You are always running, probably. I know I used to. I used to always run between theatre, emergency, the ward, clinic, preoperative holding bay, recovery, etc. I need to run so I can pack more things into my day and spread myself thinly over many things. In the midst of running, I often realise that I am less effective and less helpful to others. I project this air of busy-ness and keep others at a distance so they won’t bother me. But I’m learning now to slow down and purposely hold my thoughts longer. I’m learning to slow down during rounds so I can spend a bit more time with patients, and allow students and nurses to stop me and ask me questions. I slow down enough to make me interruptible and approachable. I slow down enough to allow my mind to think clearly. I sit on the patient’s bed. I sit on the nurses desk. I slow my footsteps. Interestingly, I still get the same amount of stuff done (or not done) during the day whether I am at 110mph or just on slower speed. I am realising that slowing down is good for me, my colleagues and my patients. Try that.

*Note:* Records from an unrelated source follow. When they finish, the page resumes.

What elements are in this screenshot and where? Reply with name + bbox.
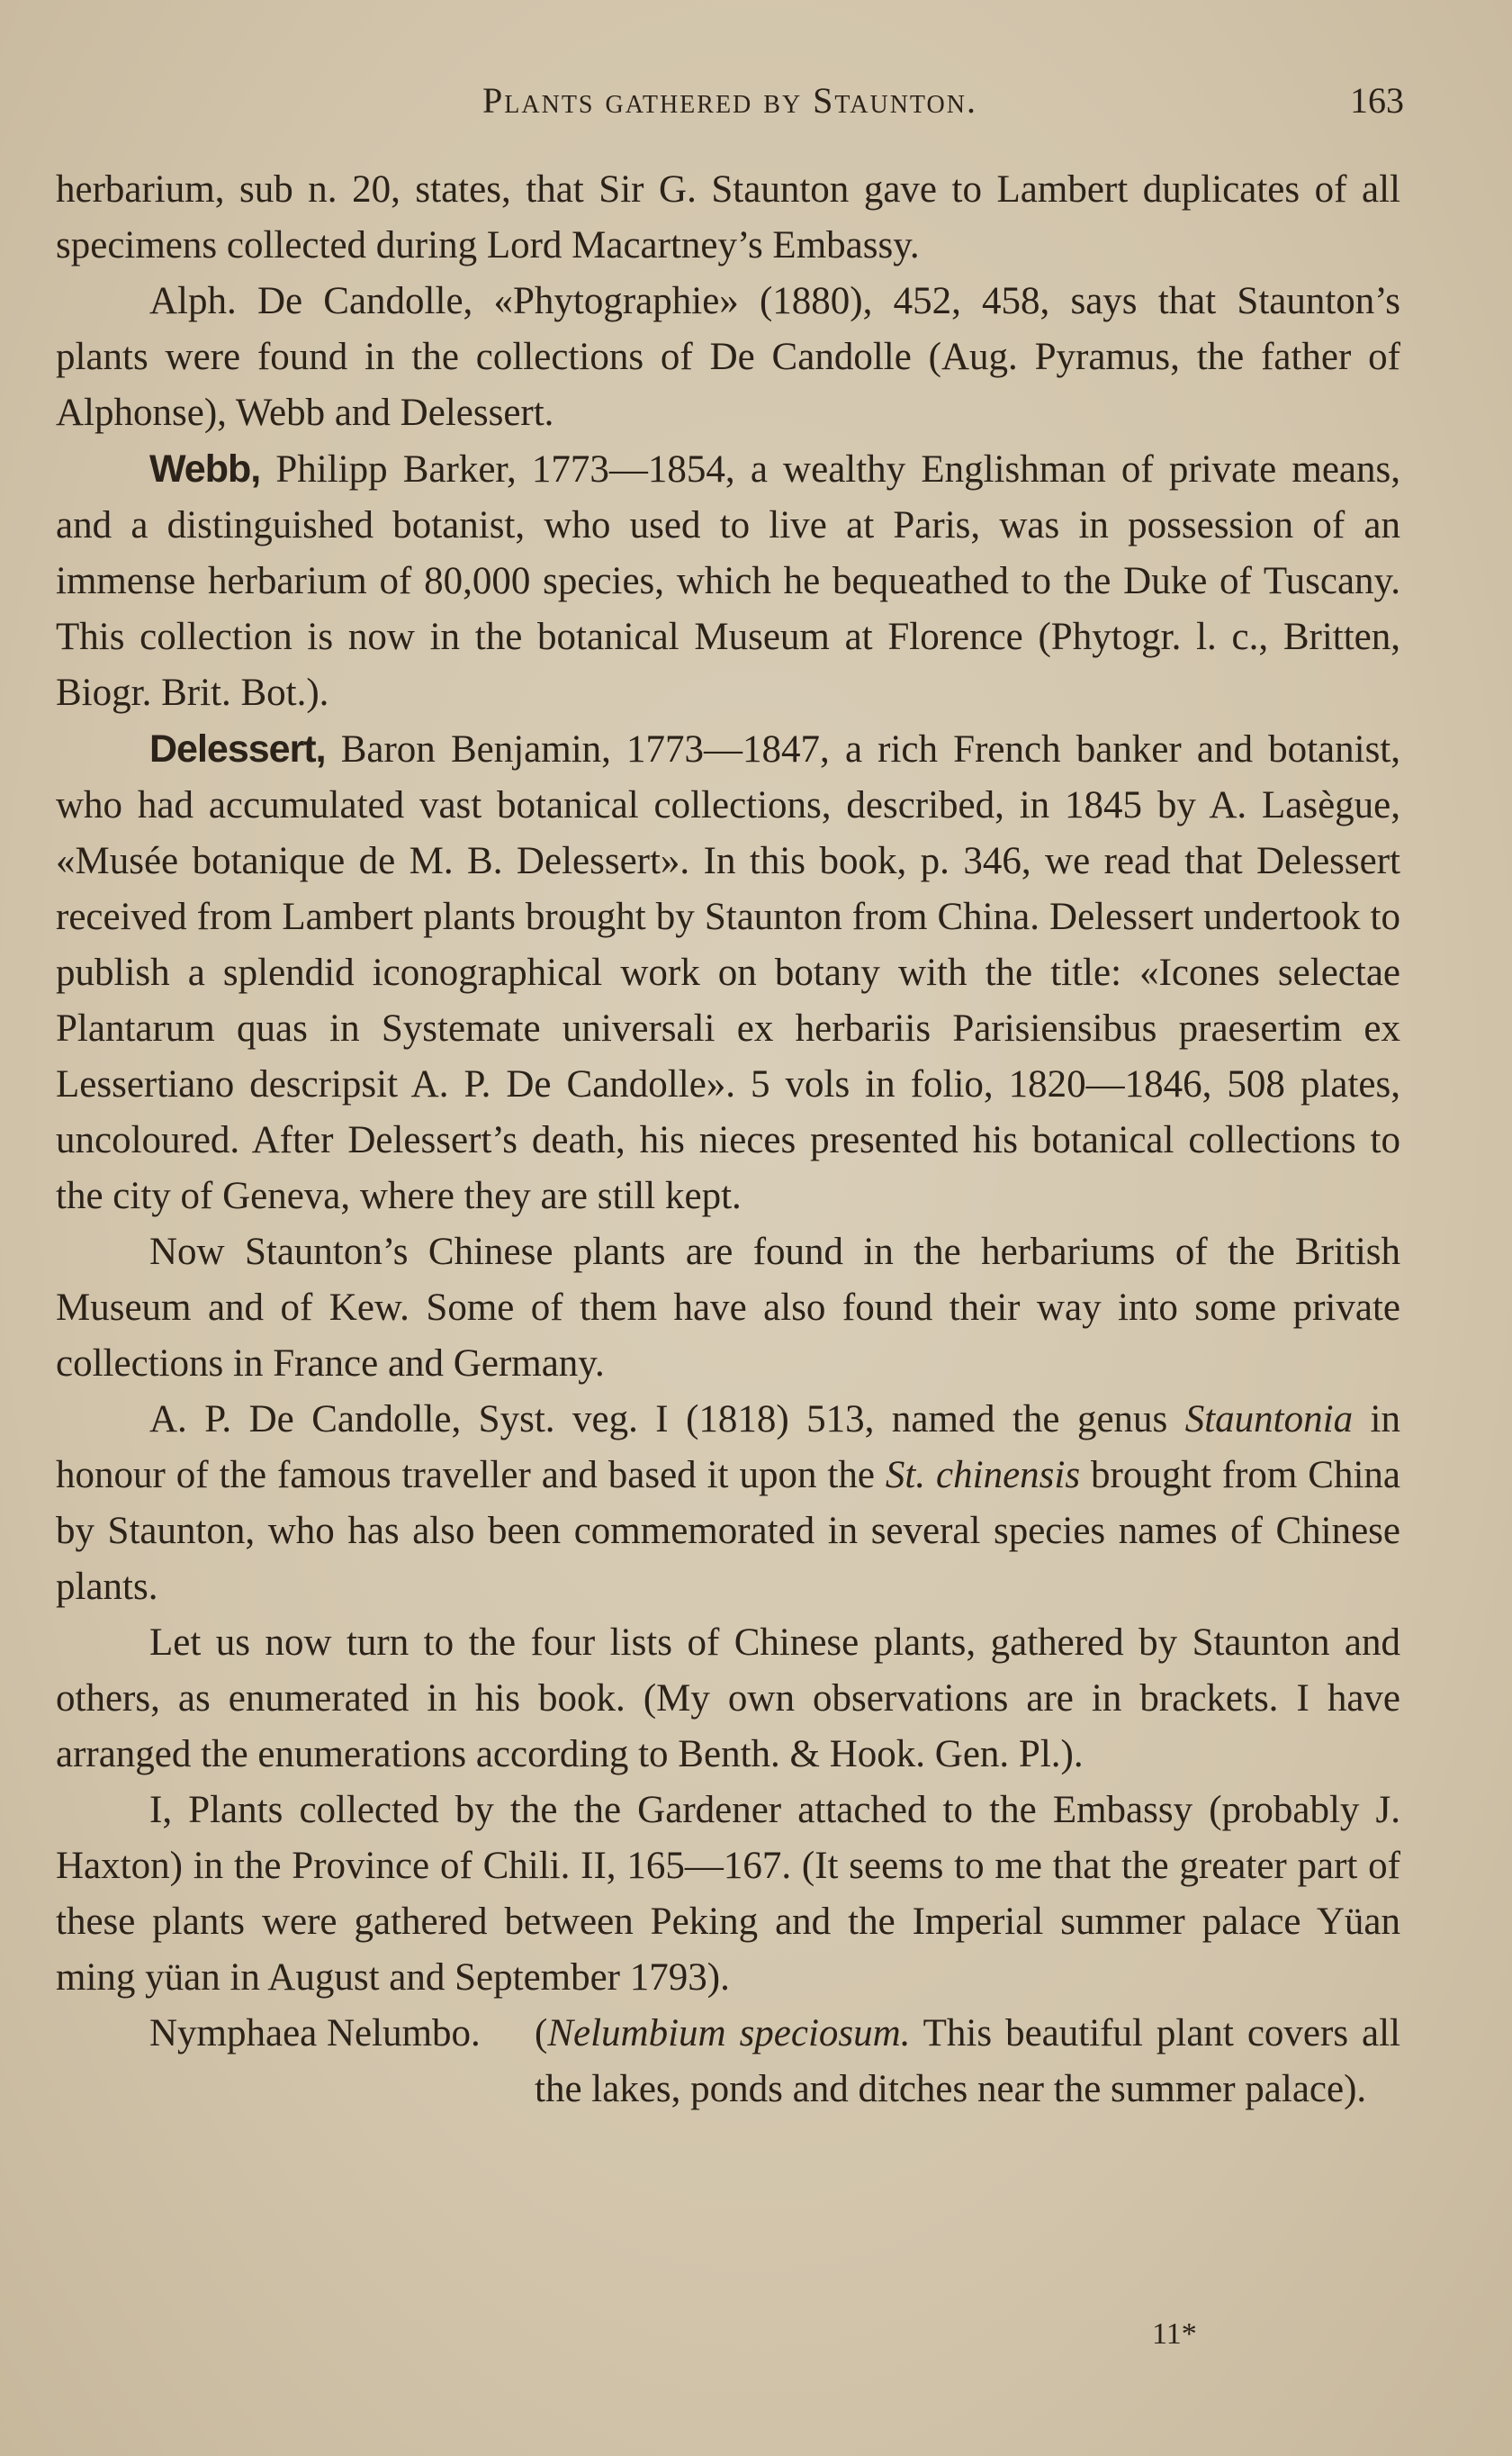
plant-entry [56, 2006, 1400, 2117]
page-number: 163 [1350, 80, 1404, 121]
paragraph-text: Philipp Barker, 1773—1854, a wealthy Englishman of private means, and a distinguished botanist, who used to live at Paris, was in possession of an immense herbarium of 80,000 species, which he bequeathed to the Duke of Tuscany. This collection is now in the botanical Museum at Florence (Phytogr. l. c., Britten, Biogr. Brit. Bot.). [56, 448, 1400, 714]
entry-name-delessert: Delessert, [149, 727, 326, 771]
plant-entry-term: Nymphaea Nelumbo. [149, 2012, 481, 2054]
paragraph-lists [56, 1615, 1400, 1783]
paragraph-text: Baron Benjamin, 1773—1847, a rich French banker and botanist, who had accumulated vast botanical collections, described, in 1845 by A. Lasègue, «Musée botanique de M. B. Delessert». In this book, p. 346, we read that Delessert received from Lambert plants brought by Staunton from China. Delessert undertook to publish a splendid iconographical work on botany with the title: «Icones selectae Plantarum quas in Systemate universali ex herbariis Parisiensibus praesertim ex Lessertiano descripsit A. P. De Candolle». 5 vols in folio, 1820—1846, 508 plates, uncoloured. After Delessert’s death, his nieces presented his botanical collections to the city of Geneva, where they are still kept. [56, 728, 1400, 1217]
signature-mark: 11* [1152, 2317, 1197, 2351]
page-body [56, 162, 1400, 2117]
paragraph-de-candolle [56, 274, 1400, 441]
species-name: St. chinensis [885, 1454, 1081, 1496]
page-header [56, 79, 1404, 133]
paragraph-herbariums [56, 1224, 1400, 1392]
paragraph-text: brought from China by Staunton, who has also been commemorated in several species names of Chinese plants. [56, 1454, 1400, 1608]
entry-name-webb: Webb, [149, 447, 261, 491]
paragraph-text: Let us now turn to the four lists of Chinese plants, gathered by Staunton and others, as enumerated in his book. (My own observations are in brackets. I have arranged the enumerations according to Benth. & Hook. Gen. Pl.). [56, 1621, 1400, 1775]
note-text: This beautiful plant covers all the lakes, ponds and ditches near the summer palace). [535, 2012, 1401, 2110]
note-species-name: Nelumbium speciosum. [547, 2012, 911, 2054]
paragraph-list-one [56, 1783, 1400, 2006]
paragraph-text: A. P. De Candolle, Syst. veg. I (1818) 513, named the genus [149, 1398, 1185, 1440]
paragraph-delessert [56, 721, 1400, 1224]
genus-name: Stauntonia [1184, 1398, 1354, 1440]
paragraph-text: in honour of the famous traveller and based it upon the [56, 1398, 1400, 1496]
running-title: Plants gathered by Staunton. [482, 80, 977, 121]
paragraph-text: herbarium, sub n. 20, states, that Sir G. Staunton gave to Lambert duplicates of all specimens collected during Lord Macartney’s Embassy. [56, 168, 1400, 266]
paragraph-text: Now Staunton’s Chinese plants are found in the herbariums of the British Museum and of Kew. Some of them have also found their way into some private collections in France and Germany. [56, 1231, 1400, 1385]
plant-entry-note [535, 2006, 1400, 2117]
note-open: ( [535, 2012, 548, 2054]
paragraph-herbarium [56, 162, 1400, 274]
paragraph-text: I, Plants collected by the the Gardener attached to the Embassy (probably J. Haxton) in the Province of Chili. II, 165—167. (It seems to me that the greater part of these plants were gathered between Peking and the Imperial summer palace Yüan ming yüan in August and September 1793). [56, 1789, 1400, 1999]
paragraph-text: Alph. De Candolle, «Phytographie» (1880), 452, 458, says that Staunton’s plants were found in the collections of De Candolle (Aug. Pyramus, the father of Alphonse), Webb and Delessert. [56, 280, 1400, 434]
paragraph-stauntonia [56, 1392, 1400, 1615]
paragraph-webb [56, 441, 1400, 721]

Doctors never work alone. Patients are best served when doctors work well with allied health. I can easily list the allied health workers that ENTs work with very closely: nurses, pharmacists, audiologists, speech and language pathologists, physiotherapists, nutritionists, social workers. What about your specialty? Who do you work with? Take time today to thank them and appreciate them. It will build a stronger working relationship that will benefit your patients.
It takes an army of workers to make a hospital run. There are many, many unseen employees in every hospital working for the good of the patients. As doctors, we are often seen as the face of the hospital, but we know that we would not be able to work effectively without the help of so many others. Today, make a special effort to see those unseen workers. See them, smile at them and thank them. See the janitors, cleaners, porters, security guards, engineering, kitchen services, receptionists, switchboard operators, operating theatre sterilisers, lab technicians, etc. There are hundreds of unseen quiet workers in the hospital. A tap on their shoulders with the words, “Thank you. My patients and I appreciate your good work” may just make their day.